Episódios semelhantes se repetiram desde então, numa escalada que deixou um saldo de mais de 600 manifestantes mortos somente na última quarta-feira.
A carnificina indica que o Egito retroage a um estágio político anterior às revoltas da Primavera Árabe, que afastaram, em 2011, o ditador Hosni Mubarak. Apesar da promessa de eleições e da nomeação de um governante civil provisório, o Exército permanece como única força capaz de exercer o poder no país --e o faz nos conhecidos moldes ditatoriais.
A brutalidade oficial reduz a pó o argumento, esgrimido por alguns, de que a derrubada de Mursi seria uma espécie de correção de rumos para assegurar a democratização.

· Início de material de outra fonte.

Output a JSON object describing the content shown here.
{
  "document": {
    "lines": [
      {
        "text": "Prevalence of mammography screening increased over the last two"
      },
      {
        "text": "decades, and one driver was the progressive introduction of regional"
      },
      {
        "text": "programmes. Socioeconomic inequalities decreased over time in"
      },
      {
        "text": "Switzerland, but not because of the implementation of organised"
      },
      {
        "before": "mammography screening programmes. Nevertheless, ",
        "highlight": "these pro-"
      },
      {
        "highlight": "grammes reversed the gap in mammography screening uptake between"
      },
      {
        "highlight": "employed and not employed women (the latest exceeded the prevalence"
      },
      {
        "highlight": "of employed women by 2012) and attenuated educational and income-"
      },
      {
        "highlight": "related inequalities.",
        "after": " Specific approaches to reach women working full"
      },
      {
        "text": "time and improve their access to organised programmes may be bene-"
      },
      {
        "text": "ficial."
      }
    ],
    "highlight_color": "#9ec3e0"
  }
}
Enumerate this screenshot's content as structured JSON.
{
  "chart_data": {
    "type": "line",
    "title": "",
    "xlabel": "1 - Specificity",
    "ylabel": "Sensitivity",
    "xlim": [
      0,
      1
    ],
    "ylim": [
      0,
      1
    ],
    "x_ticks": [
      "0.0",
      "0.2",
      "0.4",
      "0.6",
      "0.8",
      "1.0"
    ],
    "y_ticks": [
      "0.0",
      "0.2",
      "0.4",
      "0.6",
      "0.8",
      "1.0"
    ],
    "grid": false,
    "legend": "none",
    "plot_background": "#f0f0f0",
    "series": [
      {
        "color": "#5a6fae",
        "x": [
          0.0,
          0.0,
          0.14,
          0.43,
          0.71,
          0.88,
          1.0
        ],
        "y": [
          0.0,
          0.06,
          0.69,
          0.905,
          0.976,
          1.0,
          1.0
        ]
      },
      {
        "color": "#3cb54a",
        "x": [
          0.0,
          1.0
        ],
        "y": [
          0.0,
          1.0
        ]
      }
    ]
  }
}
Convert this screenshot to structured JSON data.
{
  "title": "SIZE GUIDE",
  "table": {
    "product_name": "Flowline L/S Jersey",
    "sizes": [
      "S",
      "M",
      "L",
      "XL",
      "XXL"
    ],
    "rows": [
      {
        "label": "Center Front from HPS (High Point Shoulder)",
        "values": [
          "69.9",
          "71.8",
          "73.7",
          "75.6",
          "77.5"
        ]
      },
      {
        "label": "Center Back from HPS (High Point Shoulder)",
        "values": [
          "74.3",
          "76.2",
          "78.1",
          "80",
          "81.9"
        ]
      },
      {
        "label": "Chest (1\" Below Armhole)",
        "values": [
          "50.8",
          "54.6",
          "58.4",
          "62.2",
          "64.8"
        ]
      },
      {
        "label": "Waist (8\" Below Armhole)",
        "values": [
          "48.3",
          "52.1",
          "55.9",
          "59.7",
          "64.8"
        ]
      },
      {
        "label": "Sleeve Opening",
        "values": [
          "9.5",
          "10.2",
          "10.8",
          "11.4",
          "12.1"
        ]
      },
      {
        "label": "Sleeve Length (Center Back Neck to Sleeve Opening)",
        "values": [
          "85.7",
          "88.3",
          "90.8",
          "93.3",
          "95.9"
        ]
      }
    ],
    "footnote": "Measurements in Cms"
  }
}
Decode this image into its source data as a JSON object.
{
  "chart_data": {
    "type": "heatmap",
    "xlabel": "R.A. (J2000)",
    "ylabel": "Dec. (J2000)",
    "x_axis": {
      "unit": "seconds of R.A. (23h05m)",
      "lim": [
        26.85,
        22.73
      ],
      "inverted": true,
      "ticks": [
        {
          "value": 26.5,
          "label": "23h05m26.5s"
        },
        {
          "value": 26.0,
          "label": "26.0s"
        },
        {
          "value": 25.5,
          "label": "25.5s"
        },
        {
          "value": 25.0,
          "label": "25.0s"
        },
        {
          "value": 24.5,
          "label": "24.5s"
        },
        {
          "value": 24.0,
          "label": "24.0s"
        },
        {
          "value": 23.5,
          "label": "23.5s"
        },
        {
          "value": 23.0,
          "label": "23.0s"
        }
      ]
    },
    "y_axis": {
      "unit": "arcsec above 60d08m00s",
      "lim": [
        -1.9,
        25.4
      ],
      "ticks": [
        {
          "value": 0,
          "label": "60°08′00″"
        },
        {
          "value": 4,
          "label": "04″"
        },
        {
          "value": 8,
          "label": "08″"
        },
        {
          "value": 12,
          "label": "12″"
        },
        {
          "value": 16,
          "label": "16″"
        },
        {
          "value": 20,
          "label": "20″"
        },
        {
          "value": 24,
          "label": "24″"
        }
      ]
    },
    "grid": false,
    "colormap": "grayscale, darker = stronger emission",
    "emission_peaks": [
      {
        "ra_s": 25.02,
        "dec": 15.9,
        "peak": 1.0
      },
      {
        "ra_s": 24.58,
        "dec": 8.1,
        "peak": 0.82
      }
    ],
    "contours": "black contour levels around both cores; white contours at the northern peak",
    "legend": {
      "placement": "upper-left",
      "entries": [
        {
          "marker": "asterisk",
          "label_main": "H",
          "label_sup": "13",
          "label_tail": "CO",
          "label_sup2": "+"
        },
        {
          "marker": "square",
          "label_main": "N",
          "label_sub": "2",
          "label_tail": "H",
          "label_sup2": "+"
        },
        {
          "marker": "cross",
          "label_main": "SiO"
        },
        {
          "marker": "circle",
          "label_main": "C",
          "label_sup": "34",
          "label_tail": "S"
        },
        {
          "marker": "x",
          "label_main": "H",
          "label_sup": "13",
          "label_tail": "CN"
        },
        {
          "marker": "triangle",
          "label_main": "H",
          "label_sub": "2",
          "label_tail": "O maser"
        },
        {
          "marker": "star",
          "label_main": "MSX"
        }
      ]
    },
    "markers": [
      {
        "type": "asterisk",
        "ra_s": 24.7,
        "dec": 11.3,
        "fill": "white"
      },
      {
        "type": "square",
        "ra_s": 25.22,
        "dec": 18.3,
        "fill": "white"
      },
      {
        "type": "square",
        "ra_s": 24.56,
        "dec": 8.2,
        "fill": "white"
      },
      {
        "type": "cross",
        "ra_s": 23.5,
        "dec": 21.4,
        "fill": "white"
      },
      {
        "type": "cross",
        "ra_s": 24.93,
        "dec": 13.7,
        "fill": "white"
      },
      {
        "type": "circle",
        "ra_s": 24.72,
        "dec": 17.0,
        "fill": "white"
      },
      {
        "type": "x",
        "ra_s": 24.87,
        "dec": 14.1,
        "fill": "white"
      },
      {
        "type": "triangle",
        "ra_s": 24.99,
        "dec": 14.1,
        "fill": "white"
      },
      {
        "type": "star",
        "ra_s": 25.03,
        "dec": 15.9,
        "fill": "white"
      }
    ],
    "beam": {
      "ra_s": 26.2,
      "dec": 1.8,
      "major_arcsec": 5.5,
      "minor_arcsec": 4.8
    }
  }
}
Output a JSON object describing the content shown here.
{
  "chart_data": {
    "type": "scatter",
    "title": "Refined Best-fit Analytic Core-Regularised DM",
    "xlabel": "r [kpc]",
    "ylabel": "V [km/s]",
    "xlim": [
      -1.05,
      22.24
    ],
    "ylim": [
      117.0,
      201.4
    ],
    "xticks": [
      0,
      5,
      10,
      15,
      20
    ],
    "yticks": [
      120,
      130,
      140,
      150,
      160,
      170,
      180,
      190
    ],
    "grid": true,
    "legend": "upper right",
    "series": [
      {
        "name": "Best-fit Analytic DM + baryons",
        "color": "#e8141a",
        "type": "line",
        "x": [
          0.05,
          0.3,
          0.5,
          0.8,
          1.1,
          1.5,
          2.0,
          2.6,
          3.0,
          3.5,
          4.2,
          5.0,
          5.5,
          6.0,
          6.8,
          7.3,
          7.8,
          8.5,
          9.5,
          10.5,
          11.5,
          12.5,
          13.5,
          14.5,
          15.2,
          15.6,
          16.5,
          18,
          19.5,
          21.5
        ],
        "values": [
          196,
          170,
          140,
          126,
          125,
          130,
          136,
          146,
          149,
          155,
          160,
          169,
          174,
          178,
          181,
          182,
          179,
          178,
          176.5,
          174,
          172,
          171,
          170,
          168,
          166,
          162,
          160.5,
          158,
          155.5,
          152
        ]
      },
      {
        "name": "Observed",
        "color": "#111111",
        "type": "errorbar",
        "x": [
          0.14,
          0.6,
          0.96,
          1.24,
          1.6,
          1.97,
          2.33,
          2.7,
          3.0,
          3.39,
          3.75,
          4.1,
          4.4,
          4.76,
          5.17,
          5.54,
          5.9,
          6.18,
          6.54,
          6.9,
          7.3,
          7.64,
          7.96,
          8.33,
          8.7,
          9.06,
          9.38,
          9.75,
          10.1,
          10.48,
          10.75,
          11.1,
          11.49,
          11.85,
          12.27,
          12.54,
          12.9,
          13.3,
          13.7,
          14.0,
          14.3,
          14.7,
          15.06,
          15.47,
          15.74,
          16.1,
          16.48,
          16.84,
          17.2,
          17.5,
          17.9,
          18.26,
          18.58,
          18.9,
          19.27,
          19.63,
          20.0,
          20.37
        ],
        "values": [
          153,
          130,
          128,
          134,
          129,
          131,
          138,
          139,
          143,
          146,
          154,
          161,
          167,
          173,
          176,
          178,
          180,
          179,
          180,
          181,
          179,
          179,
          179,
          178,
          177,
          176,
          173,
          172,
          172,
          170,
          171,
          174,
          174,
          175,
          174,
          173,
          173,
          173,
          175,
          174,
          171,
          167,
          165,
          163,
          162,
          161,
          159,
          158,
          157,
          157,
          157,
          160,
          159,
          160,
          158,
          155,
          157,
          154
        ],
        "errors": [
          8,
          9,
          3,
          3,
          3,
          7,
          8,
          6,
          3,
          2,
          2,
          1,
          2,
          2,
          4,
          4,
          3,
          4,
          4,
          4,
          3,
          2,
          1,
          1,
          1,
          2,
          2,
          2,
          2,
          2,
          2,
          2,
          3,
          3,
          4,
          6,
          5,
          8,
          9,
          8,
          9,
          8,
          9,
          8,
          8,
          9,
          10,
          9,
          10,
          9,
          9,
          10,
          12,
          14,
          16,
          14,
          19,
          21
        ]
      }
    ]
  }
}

Na realidade, a mensagem dos militares do Egito é a de que eleições pouco valem quando os vencedores são islamitas.
A situação é análoga ao que se verificou na Argélia, onde a perspectiva de vitória eleitoral do partido religioso FIS (Frente Islâmica de Salvação), em 1992, levou o governo a cancelar o pleito, num golpe que deu início a longa guerra civil.
Pode-se argumentar que a situação atual do Egito difere em muitos aspectos da argelina --a Irmandade Muçulmana não é um grupo armado e o Exército egípcio mantém-se, ao que parece, unido em torno de princípios laicos.
Nada impede, porém, que o recrudescimento da repressão venha a alimentar uma dinâmica de ressentimentos e agressões bastante conhecida em países da região.
Embora seja verdade que, ao chegar à Presidência após vencer as eleições no ano passado, Mursi escolheu trilhar o caminho do sectarismo, não deixa de ser um contrassenso acreditar que sua deposição "manu militari" possa ser um ato de defesa da democracia.
A consolidação de um regime democrático num país com as características do Egito, de longa tradição autoritária, não é, por certo, tarefa trivial. Marchas e contramarchas são inerentes ao processo. O que ora se vê, entretanto, é o exercício da barbárie contra milhões de cidadãos.